Thursday, April 6, 2006

For Mickelson, Two Drivers Better Than One

Phil Mickelson plans to carry a pair of drivers in his bag this week. Both clubs are Callaway Fusion FT-3s, but one is set up for a longer draw and the other for a controlled fade. Mickelson says he'll hit the first club for distance and the second when control off the tee matters most.

"I had played the course exclusively with a fade and there are a number of holes where you can move the ball left to right and have it be very effective. I have a driver that I have been working with Callaway on getting some extra pop, and this thing goes, it really goes," Mickelson said of his first driver.

"But there are holes like No. 7, you have to have control of your ball, same on 10 and 13, you have to control that fade. So that's where I came up with the two driver concept. I can hit a little controlled cut on the holes where distance isn't as big of a factor, like No. 7, like No. 10 and I can use that draw driver and get a little extra pop on some holes. Maybe No. 8 I might be able to go for now in two and some of the other par 5s, I can move it 15 left to right and get it down there. It's nice having that little extra punch."

The internal weighting of Callaway's FT-3 driver is designed to promote either a draw, fade or neutral hit. Callaway uses a carbon composite for the clubhead, combined with a titanium face, to free up weight that can be positioned as needed to help the golfer get a particular shot.

"Because we were able to free 44 grams of discretionary weight as a result of the carbon composite body in the FT-3 Driver, we have been able to reposition that weight in a variety ways on both the horizontal and vertical axes to impact center of gravity and moment of inertia," said Larry Dorman, senior vice president of global press and public relations for Callaway Golf. "This benefits every level of golfer, from tour pros to weekend players."

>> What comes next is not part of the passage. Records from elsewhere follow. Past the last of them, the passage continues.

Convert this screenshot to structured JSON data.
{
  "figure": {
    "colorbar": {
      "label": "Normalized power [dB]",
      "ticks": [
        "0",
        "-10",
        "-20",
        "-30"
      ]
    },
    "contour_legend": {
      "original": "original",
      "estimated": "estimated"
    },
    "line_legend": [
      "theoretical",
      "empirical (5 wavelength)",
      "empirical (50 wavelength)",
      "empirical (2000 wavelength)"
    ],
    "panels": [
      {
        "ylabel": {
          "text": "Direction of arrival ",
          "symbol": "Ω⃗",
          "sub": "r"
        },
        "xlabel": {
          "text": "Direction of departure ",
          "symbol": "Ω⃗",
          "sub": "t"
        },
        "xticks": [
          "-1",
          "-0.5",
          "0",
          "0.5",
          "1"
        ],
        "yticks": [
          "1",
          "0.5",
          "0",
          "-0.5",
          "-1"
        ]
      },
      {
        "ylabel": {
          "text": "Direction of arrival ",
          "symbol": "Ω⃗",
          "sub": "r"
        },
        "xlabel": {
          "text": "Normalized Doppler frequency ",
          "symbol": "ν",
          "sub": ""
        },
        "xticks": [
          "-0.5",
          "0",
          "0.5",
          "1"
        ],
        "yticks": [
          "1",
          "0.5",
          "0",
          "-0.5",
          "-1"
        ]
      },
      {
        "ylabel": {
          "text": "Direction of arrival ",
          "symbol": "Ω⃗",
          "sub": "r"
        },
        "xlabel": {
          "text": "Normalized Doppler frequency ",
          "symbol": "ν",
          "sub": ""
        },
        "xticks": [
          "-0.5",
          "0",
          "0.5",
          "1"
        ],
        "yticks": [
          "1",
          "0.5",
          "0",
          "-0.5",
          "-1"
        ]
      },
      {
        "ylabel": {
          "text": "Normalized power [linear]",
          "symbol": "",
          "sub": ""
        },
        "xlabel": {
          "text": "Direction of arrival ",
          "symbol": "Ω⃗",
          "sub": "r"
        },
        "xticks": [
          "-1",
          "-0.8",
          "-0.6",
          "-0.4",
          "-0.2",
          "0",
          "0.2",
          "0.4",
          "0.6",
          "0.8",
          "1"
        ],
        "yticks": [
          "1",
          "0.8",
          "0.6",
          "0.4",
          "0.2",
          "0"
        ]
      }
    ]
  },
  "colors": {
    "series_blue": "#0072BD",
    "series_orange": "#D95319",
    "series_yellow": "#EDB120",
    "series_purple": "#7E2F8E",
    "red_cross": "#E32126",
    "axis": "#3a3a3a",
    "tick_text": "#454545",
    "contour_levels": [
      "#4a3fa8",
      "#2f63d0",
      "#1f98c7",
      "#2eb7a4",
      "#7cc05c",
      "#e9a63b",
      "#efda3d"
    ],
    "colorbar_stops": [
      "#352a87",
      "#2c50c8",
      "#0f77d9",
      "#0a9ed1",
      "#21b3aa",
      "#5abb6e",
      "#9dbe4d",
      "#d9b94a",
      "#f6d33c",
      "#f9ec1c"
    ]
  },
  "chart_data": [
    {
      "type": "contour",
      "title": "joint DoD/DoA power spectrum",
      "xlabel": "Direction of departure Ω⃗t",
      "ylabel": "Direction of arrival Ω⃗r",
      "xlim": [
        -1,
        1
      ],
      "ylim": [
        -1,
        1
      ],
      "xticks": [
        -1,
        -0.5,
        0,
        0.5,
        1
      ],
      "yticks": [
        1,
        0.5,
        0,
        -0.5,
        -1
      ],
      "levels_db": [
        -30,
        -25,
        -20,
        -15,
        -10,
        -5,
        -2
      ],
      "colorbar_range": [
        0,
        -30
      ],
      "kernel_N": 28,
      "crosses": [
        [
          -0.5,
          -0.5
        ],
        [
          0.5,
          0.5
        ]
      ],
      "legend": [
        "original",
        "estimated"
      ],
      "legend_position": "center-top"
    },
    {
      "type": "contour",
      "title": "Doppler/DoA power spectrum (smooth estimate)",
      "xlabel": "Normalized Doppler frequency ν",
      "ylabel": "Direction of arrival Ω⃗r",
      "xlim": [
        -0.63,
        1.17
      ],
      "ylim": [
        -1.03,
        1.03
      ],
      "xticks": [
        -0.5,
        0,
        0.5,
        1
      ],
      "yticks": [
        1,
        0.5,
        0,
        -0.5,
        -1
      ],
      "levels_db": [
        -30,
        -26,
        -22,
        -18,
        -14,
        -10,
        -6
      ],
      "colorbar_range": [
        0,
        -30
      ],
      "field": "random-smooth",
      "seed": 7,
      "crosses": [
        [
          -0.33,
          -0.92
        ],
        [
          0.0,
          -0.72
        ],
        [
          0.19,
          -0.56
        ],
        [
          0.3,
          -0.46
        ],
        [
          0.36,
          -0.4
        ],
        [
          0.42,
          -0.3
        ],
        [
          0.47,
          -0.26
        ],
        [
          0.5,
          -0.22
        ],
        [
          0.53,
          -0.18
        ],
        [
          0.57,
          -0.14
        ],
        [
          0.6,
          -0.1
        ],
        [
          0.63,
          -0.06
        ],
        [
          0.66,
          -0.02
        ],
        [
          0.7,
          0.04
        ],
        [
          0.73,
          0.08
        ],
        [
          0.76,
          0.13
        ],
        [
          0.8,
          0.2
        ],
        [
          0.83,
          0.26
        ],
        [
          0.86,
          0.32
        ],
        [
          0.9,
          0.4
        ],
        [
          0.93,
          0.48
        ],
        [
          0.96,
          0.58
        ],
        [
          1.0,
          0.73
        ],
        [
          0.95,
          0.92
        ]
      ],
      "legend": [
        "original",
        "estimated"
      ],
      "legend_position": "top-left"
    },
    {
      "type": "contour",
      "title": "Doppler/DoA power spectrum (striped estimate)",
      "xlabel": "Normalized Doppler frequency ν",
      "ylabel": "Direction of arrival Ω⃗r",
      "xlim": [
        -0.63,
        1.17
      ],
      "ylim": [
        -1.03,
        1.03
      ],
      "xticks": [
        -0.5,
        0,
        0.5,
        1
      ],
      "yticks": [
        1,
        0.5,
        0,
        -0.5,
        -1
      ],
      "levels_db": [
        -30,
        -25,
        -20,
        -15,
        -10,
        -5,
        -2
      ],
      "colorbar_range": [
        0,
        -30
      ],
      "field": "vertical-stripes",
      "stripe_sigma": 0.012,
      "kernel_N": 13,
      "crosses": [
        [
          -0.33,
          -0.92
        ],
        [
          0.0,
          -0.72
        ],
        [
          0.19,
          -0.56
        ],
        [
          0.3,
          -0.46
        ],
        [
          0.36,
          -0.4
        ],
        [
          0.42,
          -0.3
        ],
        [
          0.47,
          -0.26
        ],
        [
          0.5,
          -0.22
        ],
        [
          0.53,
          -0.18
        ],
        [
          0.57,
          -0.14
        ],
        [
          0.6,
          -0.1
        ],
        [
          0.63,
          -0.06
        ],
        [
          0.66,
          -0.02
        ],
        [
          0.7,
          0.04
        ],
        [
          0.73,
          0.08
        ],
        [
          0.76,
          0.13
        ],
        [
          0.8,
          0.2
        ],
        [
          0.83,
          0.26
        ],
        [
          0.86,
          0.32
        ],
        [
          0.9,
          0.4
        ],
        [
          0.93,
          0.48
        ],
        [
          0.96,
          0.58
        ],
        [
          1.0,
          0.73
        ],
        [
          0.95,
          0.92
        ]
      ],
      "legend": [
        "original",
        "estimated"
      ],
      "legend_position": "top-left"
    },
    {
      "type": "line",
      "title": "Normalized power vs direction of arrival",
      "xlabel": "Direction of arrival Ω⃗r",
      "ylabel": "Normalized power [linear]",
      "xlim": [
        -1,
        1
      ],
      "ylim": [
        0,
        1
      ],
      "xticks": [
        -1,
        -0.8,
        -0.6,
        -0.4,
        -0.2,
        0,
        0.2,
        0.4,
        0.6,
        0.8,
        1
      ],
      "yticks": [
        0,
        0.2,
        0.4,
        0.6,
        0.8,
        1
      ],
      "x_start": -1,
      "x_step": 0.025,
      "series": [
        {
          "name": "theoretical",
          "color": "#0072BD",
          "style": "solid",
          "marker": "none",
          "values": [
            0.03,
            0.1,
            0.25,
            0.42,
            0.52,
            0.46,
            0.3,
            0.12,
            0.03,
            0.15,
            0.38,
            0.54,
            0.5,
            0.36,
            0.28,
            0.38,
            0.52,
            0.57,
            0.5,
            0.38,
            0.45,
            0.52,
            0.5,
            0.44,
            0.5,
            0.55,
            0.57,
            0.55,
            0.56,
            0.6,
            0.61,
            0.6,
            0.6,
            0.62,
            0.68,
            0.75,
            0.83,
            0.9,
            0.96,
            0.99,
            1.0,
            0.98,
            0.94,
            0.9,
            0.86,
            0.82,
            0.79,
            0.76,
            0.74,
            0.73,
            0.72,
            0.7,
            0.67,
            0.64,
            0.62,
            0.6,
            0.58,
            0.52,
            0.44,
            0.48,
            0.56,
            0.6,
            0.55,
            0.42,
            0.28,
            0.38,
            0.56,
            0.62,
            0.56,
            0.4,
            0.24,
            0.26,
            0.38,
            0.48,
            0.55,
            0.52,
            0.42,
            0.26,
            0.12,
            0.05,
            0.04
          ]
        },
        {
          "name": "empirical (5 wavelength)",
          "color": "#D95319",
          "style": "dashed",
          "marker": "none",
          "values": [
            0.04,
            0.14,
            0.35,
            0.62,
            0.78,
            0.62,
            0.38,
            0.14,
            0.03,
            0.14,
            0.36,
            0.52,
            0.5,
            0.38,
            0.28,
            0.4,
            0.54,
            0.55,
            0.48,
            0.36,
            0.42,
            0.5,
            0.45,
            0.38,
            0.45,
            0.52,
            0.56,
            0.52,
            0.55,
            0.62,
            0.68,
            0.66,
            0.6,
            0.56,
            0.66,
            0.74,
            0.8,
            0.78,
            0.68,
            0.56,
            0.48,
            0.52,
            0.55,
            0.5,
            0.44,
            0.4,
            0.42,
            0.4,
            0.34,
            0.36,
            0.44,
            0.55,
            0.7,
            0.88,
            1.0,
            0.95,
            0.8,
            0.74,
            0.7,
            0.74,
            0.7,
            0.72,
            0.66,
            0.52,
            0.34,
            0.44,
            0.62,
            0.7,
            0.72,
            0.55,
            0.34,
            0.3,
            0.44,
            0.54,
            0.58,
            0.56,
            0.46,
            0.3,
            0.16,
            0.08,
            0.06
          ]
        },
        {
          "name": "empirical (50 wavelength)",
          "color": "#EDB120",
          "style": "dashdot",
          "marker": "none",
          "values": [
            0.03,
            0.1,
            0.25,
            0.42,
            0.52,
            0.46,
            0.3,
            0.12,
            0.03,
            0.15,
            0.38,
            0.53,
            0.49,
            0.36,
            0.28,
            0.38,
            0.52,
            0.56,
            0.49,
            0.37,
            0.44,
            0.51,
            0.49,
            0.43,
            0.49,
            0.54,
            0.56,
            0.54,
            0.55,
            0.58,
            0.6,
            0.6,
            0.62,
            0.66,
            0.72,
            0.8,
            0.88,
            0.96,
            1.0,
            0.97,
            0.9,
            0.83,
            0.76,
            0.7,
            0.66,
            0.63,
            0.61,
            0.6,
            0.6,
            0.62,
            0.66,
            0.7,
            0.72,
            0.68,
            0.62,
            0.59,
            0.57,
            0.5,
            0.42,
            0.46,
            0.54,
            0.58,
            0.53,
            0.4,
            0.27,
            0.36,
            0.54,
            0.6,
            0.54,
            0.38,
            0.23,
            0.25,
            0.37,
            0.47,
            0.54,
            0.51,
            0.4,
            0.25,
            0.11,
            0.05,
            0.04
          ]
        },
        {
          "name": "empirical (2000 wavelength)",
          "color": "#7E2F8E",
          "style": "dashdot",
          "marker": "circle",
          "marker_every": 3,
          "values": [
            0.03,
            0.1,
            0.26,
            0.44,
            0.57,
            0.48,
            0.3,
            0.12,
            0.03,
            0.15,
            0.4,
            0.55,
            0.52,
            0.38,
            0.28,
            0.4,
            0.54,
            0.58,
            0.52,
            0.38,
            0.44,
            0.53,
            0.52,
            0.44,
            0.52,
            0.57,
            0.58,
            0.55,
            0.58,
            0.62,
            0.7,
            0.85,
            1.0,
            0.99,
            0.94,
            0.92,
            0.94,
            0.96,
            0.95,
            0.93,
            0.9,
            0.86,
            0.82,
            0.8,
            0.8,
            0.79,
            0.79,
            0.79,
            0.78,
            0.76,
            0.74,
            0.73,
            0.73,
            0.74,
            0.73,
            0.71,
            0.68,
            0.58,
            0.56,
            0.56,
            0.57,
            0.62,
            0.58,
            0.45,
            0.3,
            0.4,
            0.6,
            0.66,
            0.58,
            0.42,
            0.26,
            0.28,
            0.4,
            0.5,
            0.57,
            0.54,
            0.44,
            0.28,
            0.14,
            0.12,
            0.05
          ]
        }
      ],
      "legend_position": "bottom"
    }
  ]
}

It's a good concept, but does leave golfers who want to work the ball with a choice to make. Mickelson said he had tried to limit himself to one driver, but the conditions at Augusta really dictate that he have two this week. He experimented with two drivers last week in his run-away win at the BellSouth Classic.

"I had been working in the off-season to get this longer driver in play," he said. "We got it dialed in to where I could hit just a very long draw. But all of the little finesse shots like carving it around the trees on 13 and so forth, the club wasn't designed for that and just wasn't doing it."

So that leaves Mickelson needing to choose which club he removes from the bag to make room for his extra driver. He's already removed his sand wedge, believing that a pitching wedge, lob wedge and gap wedge will be enough for his needs. Now he's trying to decide if a long iron or a mid-iron won't make the cut.

"Three-iron, 4-iron, it could be somewhere in the middle," he said, "it could be a 7 or 8. I just don't know what club that is yet. It will probably depend on whether it's wet or dry conditions."

Other golfers aren't so surprised by Mickelson's choice.

"I think you'll find, and not just on this course, you'll find a lot of people using two drivers now," Colin Montgomerie said. "Why try and change one swing to accommodate a hole? Why not if the club is designed to go left or right or whatever, why not use that? We have a number of courses that you can think of immediately that would favor both and certainly used more than a 3 iron or 4 iron in a round of golf."

FROM DOUBLE EAGLE TO DOUBLE DRIVER

Masters week cannot roll around without consideration for "the shot heard 'round the world" -- a 235-yard, 4-wood shot that Gene Sarazen hit on Augusta's par-5 15th hole. The shot, of course, went in for a double eagle and gave Sarazen an eventual victory in the 1935 Masters over Craig Wood (although it required a playoff the next day).

The Wilson Turf Rider 4-wood was, for 1935, a pretty technologically advanced club. It boasted a hollow back to put the weight forward in the clubhead, which helped get the ball up in the air quickly. We might consider such a club, then called a spoon, to be a utility wood -- it was effective in getting Sarazen's ball out of the slight hollow in the 15th fairway's wet grass.

"(Sarazen) took a quick look over the hill to the distant green, and then rode into the ball," wrote Herbert Warren Wind in "The Story of American Golf."

Then, as we would see a well-struck utility club today, "It shot up like a streak and fled for the green."

Sarazen was a professional who truly cared about his sticks and was open to new ideas with his equipment. In the 1930s, he adapted a reminder-grip style that Wilson had experimented with but never used on its clubs.

He worked in a machine shop during the off-season in 1932 to invent the sand wedge, an iron with a heavy sole and flange to quickly get the ball up and out of the sand. His 4-wood with its hollow back was another example of his adoption of new technology for the time.